I'll test with an ESP01s and let you know.

Regards

from ctbot.

Hello shurillu.
I have already done some tests of sending and receiving text on an ESP01s, and they are going fine.
I have seen that you have put a call to NPT, could you make it accessible to be able to call it from our loop()?
As for the rest, I see that it is going perfect. In a few days I will install the new version in a bot that is working.

I am using:
IDE: 1.8.19
CTBot 1.1.12
ArduinoJson: 6.18.4
ESP8266 3.1.2

If you need more tests, let me know. I'll let you know.
Regards

from ctbot.

Hello bosoft-ESP,
nice to hear that all the tests are went fine. I have an ESP826 board running for hours without memory leaks, working simply fine.
Tomorrow I will draft a new release as it will be available in the Arduino Library manager.
The time sync with NTP call is necessary for the certificate validation: it simply set the NTP server to use.
You can retrieve the date/time with the time function: here a snippet:

	time_t now = time(nullptr);
	struct tm timeinfo;
	gmtime_r(&now, &timeinfo);
	Serial.printf("Current time: %s\n", asctime(&timeinfo));

Thank you very much for your test!
Regards,

Stefano

from ctbot.

Thanks for the note on date/time.
I will be watching for you to release the version and will reinstall it in case there are any last minute modifications.
Great work and more effort.

Greetings and many thanks

from ctbot.

Hello shurillu.
There is a little problem with the time zone.
In CTBotWifiSetup.cpp:
configTime(3 * 3600, 0, "pool.ntp.org", "time.nist.gov");
the 3 must change for each time zone and the 0 is for if daylight saving time is used. Central Europe would be 13600,0
Could you set a variable to adjust these 2 parameters (a=-12..+12, b=0..1) which would be (a3600,b*3600). Although there are more types (+10.5, +11.45, etc).
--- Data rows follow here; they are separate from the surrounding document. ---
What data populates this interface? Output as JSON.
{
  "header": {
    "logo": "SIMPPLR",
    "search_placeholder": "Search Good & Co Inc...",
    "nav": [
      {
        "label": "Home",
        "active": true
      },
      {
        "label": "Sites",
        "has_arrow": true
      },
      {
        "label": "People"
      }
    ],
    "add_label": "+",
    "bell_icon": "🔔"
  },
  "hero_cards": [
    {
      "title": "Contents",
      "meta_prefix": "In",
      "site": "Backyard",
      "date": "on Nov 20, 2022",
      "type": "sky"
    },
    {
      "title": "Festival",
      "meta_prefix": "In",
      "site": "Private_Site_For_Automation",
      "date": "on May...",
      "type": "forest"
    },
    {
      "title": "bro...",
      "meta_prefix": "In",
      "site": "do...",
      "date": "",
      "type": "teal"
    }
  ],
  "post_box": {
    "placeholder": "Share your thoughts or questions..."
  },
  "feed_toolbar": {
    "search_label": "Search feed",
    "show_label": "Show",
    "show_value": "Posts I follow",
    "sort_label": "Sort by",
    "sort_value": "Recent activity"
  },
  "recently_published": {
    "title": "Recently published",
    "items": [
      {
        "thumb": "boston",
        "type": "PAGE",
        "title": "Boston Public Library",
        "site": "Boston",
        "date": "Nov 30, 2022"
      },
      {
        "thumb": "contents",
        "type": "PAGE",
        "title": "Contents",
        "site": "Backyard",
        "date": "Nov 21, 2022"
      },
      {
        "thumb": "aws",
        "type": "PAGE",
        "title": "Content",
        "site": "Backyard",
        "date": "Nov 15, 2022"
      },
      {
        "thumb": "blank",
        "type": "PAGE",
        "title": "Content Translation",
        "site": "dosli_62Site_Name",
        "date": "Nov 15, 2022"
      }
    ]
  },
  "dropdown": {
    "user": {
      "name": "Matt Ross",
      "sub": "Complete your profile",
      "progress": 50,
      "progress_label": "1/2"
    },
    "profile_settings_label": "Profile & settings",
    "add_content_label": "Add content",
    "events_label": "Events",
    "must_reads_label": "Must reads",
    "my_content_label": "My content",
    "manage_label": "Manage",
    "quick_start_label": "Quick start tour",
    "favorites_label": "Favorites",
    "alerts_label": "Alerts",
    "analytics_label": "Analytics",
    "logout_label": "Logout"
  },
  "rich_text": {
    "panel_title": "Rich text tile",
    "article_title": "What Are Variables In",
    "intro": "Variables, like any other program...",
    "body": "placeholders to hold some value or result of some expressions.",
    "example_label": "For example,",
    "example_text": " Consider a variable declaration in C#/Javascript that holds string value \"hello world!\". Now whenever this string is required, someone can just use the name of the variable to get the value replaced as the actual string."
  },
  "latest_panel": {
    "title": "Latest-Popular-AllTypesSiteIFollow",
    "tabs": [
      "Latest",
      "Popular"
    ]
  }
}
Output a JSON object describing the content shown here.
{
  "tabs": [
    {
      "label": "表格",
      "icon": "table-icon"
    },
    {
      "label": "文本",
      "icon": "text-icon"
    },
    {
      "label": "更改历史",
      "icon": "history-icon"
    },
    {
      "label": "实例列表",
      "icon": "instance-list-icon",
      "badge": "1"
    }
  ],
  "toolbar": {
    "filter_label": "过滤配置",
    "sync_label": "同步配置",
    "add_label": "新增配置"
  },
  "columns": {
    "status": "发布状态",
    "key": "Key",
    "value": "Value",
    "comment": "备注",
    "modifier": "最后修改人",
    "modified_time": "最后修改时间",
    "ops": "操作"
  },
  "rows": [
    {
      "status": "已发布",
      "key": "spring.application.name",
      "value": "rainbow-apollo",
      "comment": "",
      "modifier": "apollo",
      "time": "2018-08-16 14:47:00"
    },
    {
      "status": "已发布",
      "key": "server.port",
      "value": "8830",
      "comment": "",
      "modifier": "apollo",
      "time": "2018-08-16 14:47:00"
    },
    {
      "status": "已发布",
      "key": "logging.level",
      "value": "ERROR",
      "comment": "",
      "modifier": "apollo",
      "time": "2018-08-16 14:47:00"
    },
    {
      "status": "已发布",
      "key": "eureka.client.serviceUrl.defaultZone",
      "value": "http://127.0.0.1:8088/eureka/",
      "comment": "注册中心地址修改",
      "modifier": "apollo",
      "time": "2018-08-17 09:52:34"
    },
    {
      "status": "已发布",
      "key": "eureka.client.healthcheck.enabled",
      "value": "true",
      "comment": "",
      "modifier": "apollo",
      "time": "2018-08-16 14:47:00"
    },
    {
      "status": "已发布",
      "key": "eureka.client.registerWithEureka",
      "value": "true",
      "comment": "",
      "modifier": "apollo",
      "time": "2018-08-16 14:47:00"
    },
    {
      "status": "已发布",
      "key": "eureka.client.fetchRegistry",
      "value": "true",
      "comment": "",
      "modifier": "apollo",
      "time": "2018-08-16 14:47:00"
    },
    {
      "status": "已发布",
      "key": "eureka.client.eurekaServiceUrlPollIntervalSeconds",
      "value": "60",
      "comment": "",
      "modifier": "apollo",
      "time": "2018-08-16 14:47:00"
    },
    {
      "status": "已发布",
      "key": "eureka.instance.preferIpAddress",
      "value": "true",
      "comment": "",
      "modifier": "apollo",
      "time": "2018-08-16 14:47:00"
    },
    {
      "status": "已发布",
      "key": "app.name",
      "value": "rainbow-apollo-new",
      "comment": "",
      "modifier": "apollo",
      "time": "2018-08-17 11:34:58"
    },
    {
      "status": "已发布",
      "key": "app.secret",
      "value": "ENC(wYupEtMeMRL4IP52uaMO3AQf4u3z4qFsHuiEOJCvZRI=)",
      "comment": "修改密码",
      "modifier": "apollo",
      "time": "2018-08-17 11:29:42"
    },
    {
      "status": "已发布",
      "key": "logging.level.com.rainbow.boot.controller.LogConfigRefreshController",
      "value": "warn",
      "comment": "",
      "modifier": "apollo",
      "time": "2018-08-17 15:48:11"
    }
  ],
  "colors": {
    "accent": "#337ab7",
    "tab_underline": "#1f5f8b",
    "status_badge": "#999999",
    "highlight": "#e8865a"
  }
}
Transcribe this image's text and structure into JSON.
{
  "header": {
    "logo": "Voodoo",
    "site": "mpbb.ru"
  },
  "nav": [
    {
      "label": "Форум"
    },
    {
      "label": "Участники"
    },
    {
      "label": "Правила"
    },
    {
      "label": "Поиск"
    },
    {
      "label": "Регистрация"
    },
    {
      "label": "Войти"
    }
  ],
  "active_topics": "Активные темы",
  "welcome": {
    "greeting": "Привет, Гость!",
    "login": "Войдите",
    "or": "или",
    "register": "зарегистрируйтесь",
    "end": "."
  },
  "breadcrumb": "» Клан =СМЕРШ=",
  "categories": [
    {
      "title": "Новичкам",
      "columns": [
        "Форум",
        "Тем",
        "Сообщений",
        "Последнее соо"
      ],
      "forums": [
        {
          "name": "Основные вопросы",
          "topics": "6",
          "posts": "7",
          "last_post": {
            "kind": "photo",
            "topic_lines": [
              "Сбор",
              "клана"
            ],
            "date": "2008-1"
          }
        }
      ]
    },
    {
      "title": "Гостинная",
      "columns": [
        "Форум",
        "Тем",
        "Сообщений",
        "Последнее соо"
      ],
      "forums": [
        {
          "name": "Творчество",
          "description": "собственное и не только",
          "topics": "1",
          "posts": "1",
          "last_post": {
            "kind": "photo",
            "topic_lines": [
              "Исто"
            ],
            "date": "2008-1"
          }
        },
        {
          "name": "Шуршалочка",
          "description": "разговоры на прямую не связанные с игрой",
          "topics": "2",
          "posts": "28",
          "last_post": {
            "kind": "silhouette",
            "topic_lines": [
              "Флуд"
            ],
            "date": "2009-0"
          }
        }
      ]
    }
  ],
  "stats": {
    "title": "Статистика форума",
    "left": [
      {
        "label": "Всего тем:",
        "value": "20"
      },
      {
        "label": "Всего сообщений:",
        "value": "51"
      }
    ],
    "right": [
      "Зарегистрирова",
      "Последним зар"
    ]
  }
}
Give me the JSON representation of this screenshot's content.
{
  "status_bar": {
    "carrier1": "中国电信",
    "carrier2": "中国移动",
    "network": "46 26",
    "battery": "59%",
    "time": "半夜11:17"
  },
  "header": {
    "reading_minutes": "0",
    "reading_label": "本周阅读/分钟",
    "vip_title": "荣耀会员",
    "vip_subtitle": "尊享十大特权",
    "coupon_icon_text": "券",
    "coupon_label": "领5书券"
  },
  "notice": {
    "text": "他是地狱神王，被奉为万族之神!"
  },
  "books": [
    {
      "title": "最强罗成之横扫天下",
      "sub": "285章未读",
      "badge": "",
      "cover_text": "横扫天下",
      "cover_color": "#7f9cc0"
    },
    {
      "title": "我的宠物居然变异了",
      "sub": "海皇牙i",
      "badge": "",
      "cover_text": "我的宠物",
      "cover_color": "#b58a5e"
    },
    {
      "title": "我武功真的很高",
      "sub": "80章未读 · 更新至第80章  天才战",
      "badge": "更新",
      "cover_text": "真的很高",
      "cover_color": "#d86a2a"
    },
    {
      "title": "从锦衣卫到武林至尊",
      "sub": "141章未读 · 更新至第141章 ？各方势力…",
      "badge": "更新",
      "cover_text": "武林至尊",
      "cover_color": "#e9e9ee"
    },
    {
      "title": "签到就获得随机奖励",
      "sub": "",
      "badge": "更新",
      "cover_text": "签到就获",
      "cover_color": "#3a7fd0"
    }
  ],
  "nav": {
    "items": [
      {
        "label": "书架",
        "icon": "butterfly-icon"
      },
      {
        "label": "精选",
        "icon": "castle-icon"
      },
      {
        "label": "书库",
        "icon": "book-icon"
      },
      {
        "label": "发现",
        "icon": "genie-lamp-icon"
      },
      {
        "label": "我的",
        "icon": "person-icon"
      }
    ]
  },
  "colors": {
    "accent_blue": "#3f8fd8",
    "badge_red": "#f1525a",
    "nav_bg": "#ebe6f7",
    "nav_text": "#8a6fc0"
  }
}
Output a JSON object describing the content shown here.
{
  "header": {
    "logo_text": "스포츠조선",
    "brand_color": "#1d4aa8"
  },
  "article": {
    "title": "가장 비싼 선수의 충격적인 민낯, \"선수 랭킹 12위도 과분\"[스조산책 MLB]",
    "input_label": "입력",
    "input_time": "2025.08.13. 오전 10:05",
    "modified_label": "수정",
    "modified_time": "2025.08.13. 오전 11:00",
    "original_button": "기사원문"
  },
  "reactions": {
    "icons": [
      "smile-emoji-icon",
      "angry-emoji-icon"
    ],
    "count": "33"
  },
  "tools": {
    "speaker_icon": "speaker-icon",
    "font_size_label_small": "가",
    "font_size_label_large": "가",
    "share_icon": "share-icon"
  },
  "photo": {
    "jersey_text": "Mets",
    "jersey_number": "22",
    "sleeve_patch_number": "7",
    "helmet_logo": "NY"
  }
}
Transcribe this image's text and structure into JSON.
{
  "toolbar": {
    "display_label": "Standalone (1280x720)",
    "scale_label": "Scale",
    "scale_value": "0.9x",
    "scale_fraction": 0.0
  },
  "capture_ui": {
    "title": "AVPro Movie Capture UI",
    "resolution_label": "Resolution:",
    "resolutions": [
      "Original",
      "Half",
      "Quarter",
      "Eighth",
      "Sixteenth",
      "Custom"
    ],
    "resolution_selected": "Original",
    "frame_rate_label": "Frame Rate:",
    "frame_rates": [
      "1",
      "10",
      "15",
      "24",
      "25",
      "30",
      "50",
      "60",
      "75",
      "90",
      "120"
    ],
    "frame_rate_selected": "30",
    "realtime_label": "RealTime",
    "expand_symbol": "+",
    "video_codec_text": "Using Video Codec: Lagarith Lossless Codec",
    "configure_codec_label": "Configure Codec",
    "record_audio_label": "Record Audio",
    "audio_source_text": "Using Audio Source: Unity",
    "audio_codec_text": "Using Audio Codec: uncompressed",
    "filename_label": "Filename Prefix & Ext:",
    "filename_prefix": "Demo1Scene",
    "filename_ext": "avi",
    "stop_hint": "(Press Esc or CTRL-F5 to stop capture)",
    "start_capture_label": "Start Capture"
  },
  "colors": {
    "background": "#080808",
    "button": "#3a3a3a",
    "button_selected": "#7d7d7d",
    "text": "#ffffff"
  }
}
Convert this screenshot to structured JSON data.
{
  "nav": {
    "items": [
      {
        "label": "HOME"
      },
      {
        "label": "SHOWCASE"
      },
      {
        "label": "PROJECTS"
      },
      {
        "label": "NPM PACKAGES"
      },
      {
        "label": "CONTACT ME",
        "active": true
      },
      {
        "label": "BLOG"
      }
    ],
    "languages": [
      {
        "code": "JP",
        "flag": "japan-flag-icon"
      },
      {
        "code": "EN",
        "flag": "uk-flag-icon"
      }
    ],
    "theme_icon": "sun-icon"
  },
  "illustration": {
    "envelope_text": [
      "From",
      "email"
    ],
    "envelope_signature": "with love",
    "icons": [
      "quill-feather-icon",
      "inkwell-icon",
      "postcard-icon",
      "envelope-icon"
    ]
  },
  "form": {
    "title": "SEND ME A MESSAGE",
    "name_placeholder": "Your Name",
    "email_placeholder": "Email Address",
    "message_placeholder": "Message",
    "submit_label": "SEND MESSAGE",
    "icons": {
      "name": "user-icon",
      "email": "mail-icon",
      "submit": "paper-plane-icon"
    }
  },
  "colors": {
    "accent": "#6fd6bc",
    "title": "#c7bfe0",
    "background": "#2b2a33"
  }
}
Check Wikipedia's 'List of UTC offsets'.

Regards

Translated with DeepL.com (free version)

from ctbot.

Hello bosoft-ESP,
for the certificate validation task, it does not need the time zone/daylight saving time.
According to what is written here: GlobalTrust, the current time is needed to verify the period of validity of the certificate. So little difference in terms of hours are not important.
If you want to set the ESP8266 time to your time zone/daylight saving, you can call the function that you pointed out:

configTime(3 * 3600, 0, "pool.ntp.org", "time.nist.gov");

with your local time zone/daylight saving: doing that, the time is synchronized to the time where you live and the library still works.

Cheers

Stefano

from ctbot.

ok, I will follow your directions, although I have already installed my modification on an ESP01s, and it seems to work both things correctly.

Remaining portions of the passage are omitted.